If we zero in on arrests only, adult sex workers and their would-be customers make up around 72 percent of all interactions. Arrests on suspicion of human trafficking make up 1 percent.

In pouring through press releases from FBI field-offices along and all of the local-media accounts of OCCX I could find, I’ve identified approximately:

  • 534 arrests for prostitution
  • 163 arrests for attempting to pay an adult for sex (solicitation)
  • 145 arrests for charges such as pimping, pandering, promoting prostitution, or contributing to the delinquency of a minor
  • 14 arrests for attempting to pay an undercover-cop pretending to be a teenage-girl for sex
  • 10 people arrested on human-trafficking charges
  • 9 people arrested for “keeping a bawdy place,” in conjunction with massage-parlor prostitution businesses in Virginia

Later I’ll post a few more specific tales from the OCCX-stings, along with all the state-specific numbers and links a data nerd (or anyone wanting to fact-check my work) could want about the operation.
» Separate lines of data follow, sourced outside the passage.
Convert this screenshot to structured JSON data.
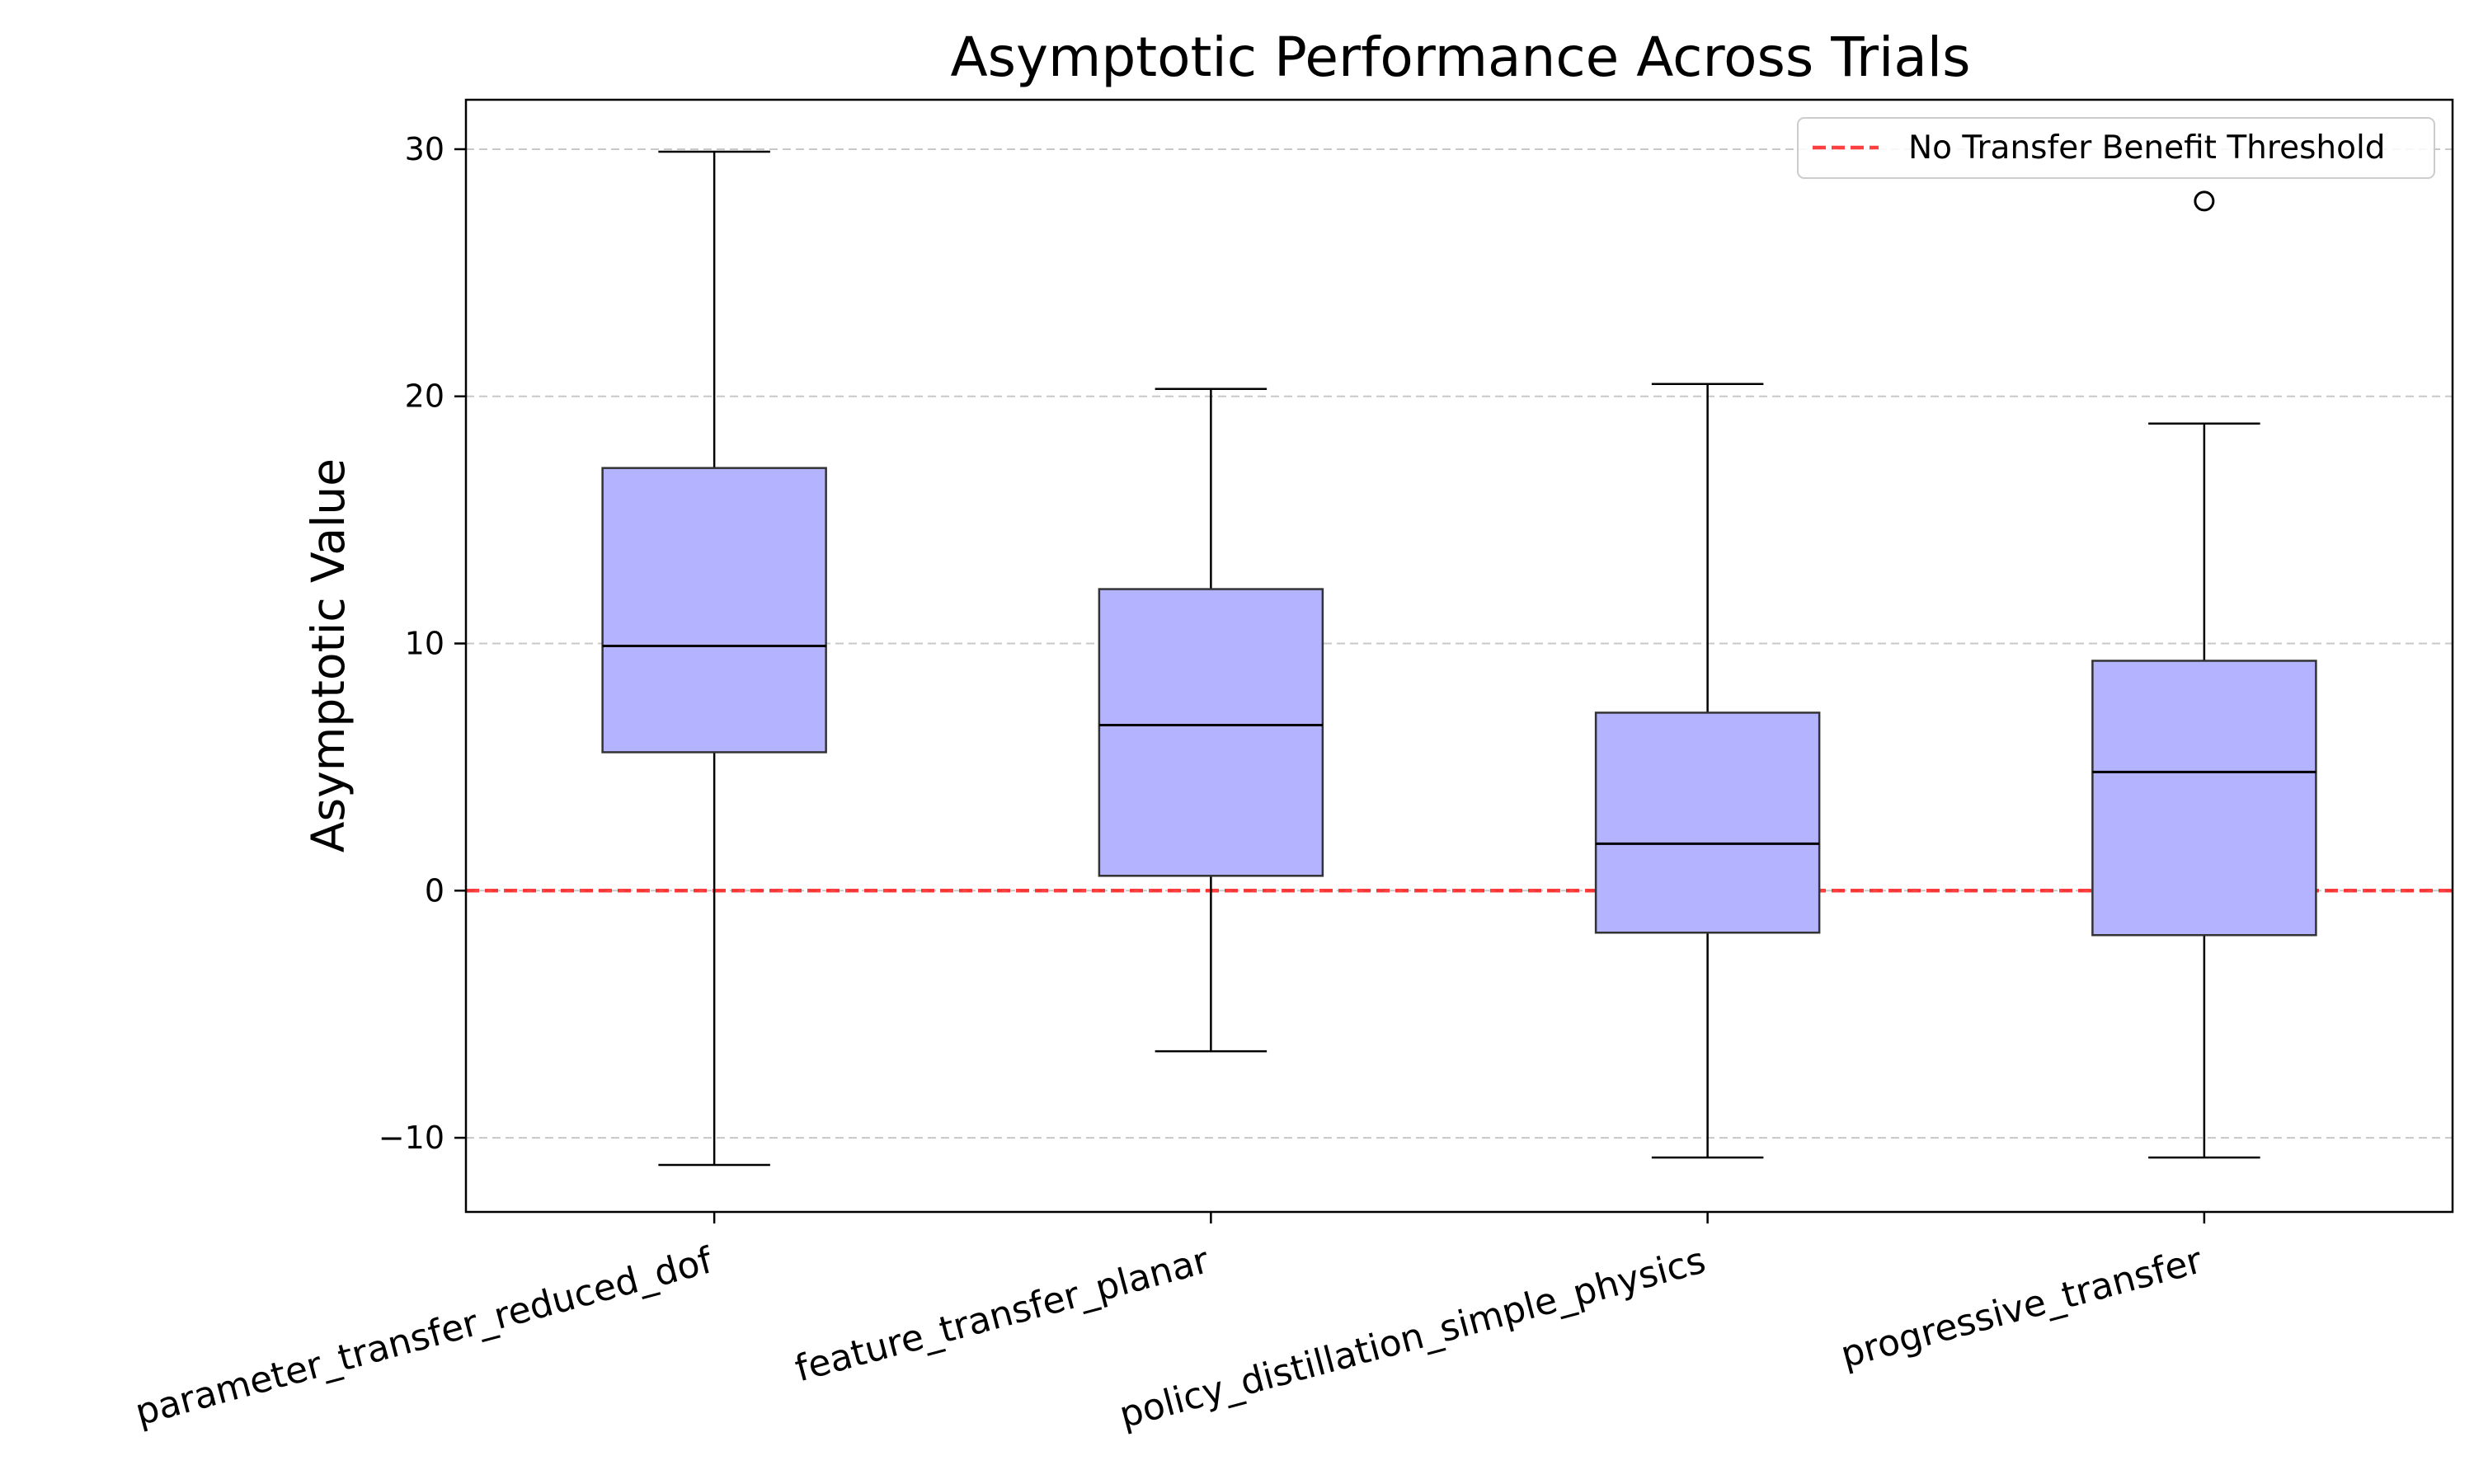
{
  "chart_data": {
    "type": "box",
    "title": "Asymptotic Performance Across Trials",
    "xlabel": "",
    "ylabel": "Asymptotic Value",
    "ylim": [
      -13,
      32
    ],
    "yticks": [
      -10,
      0,
      10,
      20,
      30
    ],
    "grid": "y-dashed",
    "legend_placement": "top-right",
    "categories": [
      "parameter_transfer_reduced_dof",
      "feature_transfer_planar",
      "policy_distillation_simple_physics",
      "progressive_transfer"
    ],
    "boxes": [
      {
        "whisker_low": -11.1,
        "q1": 5.6,
        "median": 9.9,
        "q3": 17.1,
        "whisker_high": 29.9,
        "outliers": []
      },
      {
        "whisker_low": -6.5,
        "q1": 0.6,
        "median": 6.7,
        "q3": 12.2,
        "whisker_high": 20.3,
        "outliers": []
      },
      {
        "whisker_low": -10.8,
        "q1": -1.7,
        "median": 1.9,
        "q3": 7.2,
        "whisker_high": 20.5,
        "outliers": []
      },
      {
        "whisker_low": -10.8,
        "q1": -1.8,
        "median": 4.8,
        "q3": 9.3,
        "whisker_high": 18.9,
        "outliers": [
          27.9
        ]
      }
    ],
    "reference_line": {
      "label": "No Transfer Benefit Threshold",
      "y": 0,
      "color": "#ff0000",
      "style": "dashed"
    },
    "colors": {
      "box_fill": "#b3b3ff",
      "box_edge": "#333333",
      "median": "#000000",
      "grid": "#c8c8c8"
    }
  }
}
* I want to be clear that while I’ve been as careful and thorough as I could in a reasonably quick amount of time, these numbers shouldn’t be taken as anything more than a well-informed estimation of OCCX results. Even if I tallied everything perfectly, my data comes from cross-checking such notoriously vague and unreliable sources as law-enforcement statements and local TV-network reports. In the not-so-distant future, a project I’m working on with the Reason Foundation’s criminal justice reform director should produce some more concrete data.